So you want to get elected?

So you want to get elected, huh?

First and foremost you have to get one of those shitty haircuts. I suppose you just walk into the barber shop and say “Give me a Jack Kemp Space Helmet.” If you are a female seeking office, don’t get a Jack Kemp haircut. Try to look as close as Ann Landers as possible. Everyone respects her.

Next you need a blue suit. Don’t get too fancy because you are probably a huge dork to begin with, and someone will end up selling you a pimp costume. Stick to blue, and for Christ’s sake, don’t wear a bow tie. You’ll look like Orville Redenbocker. For women, the rule of thumb is: dress like a 50’s housewife and act like Archie Bunker. Everyone likes a strong, semifascist woman.
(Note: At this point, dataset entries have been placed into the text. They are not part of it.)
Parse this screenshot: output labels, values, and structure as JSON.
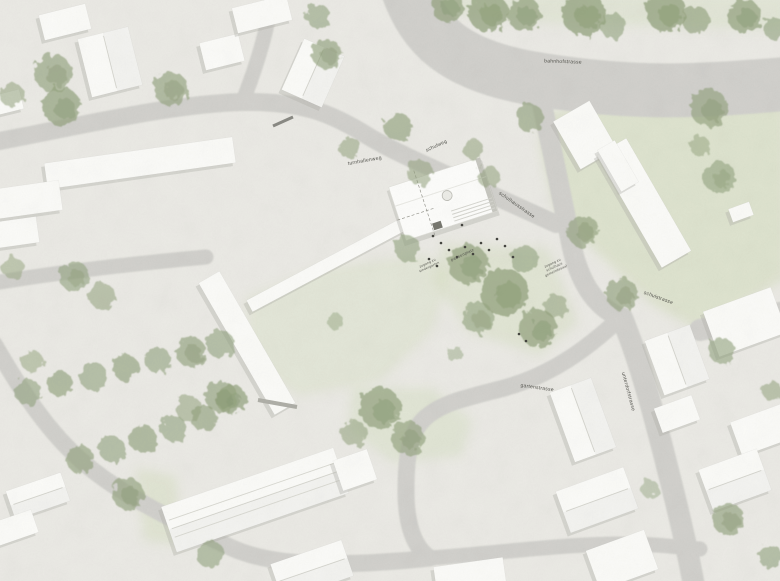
{
  "labels": {
    "streets": {
      "bahnhofstrasse": "bahnhofstrasse",
      "turnhallenweg": "turnhallenweg",
      "schulweg": "schulweg",
      "schulhausstrasse": "schulhausstrasse",
      "schulstrasse": "schulstrasse",
      "gartenstrasse": "gartenstrasse",
      "unterdorfstrasse": "unterdorfstrasse"
    },
    "areas": {
      "pausenplatz": "pausenplatz"
    },
    "annotations": {
      "zugang_kindergarten": {
        "line1": "zugang zu",
        "line2": "kindergarten"
      },
      "zugang_gemeinde": {
        "line1": "zugang zu",
        "line2": "schulhaus",
        "line3": "gemeindesaal"
      }
    }
  },
  "colors": {
    "paper": "#ebeae5",
    "road": "#d2d1cd",
    "building": "#fbfbf8",
    "building_shadow": "#b2b2aa",
    "lawn": "#d8e0c6",
    "tree": "#93a37e",
    "label_text": "#54544e"
  }
}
OK, now that you’ve got the image, you need money. Lots of it. Get your jaw muscles loose, because you’re gonna be sucking a lot of johnsons. The only thing separating you from that toothless guy on the corner is your suit and your haircut; remember that. Beg corporations, beg charities, beg little old ladies, and beg the Boy Scouts. Have fund-raiser dinners. Kiss ass. Promise the world; you don’t really have to come through once you get the money. You can be like the state representative here in California who will have a “personal meeting” with anyone for $1,000 a pop. If you have some CIA friends, see if they’ll sell crack for you. Blackmail, kidnapping, illegal gambling, credit card fraud: the sky’s the limit. Remember, once you get in office you’ll do good things. Right now you need cash.

OK, you got money. Now you need a platform. You should stay away from pro-crime and anti-family positions. Tell lots of stories about your grandparents. Mention how moral you are and hope those naked pictures of you flipping off the campus police at Yale never surface. It helps if you align yourself with a known party like the Republicans or the Democrats. While most parties suck, you should try to choose the one that is closest to your ideals. If you like pollution, personal oppression, and bigotry, you should become a Republican. If you like paying half your income to the tax man, think that people can’t take care of themselves, and believe criminals are “victims” as much as their prey, you should become a Democrat. If you want a state of anarchy where you get to use your gun a lot, you should go Libertarian. But, if you want the babes, you should go Socialist. Everyone loves a Socialist.

OK, you got a platform. Now, and this is the hard part, DON’T SCREW ANYONE YOU’RE NOT MARRIED TO! While you’re at it, stop your compulsive gambling, and try to beat your coke habit (unless you’re running for mayor). It will be a tough thing to do, considering the amount of stress you’ll be under, but that’s why you need a “Campaign Doctor”, a fully legal drug dealer who gives you all the pills you need (word of advice: stock up now, you’ll need lots of anti-depressants in case you lose). Don’t kill anyone, don’t even run a stop sign. Keep your nose clean. Act like there’s a camera on you at all times, because there probably is. For once in your life, act like a good person. Once you’re elected, you can go wild. I think the state gives you a drug and prostitute budget, but I’ll have to check on that one.

With these guidelines, you should have no problems getting elected. Tried and true, we have all accepted that the image is more important than substance. With good looks and a budget, you’ll go far. And when you get to the top of the heap, start fighting twice as hard. Decry big government and demand cuts; people love that shit. Fight for your constituents between balanced meals and corporate jets. You, of the people. You, of the plastic fuckers, with not so much of a toe in the shit pool that most of us swim in daily. Defend our families, destroy your enemies, reward your friends, and drop me a line. I have a feeling I’ll be needing a job soon.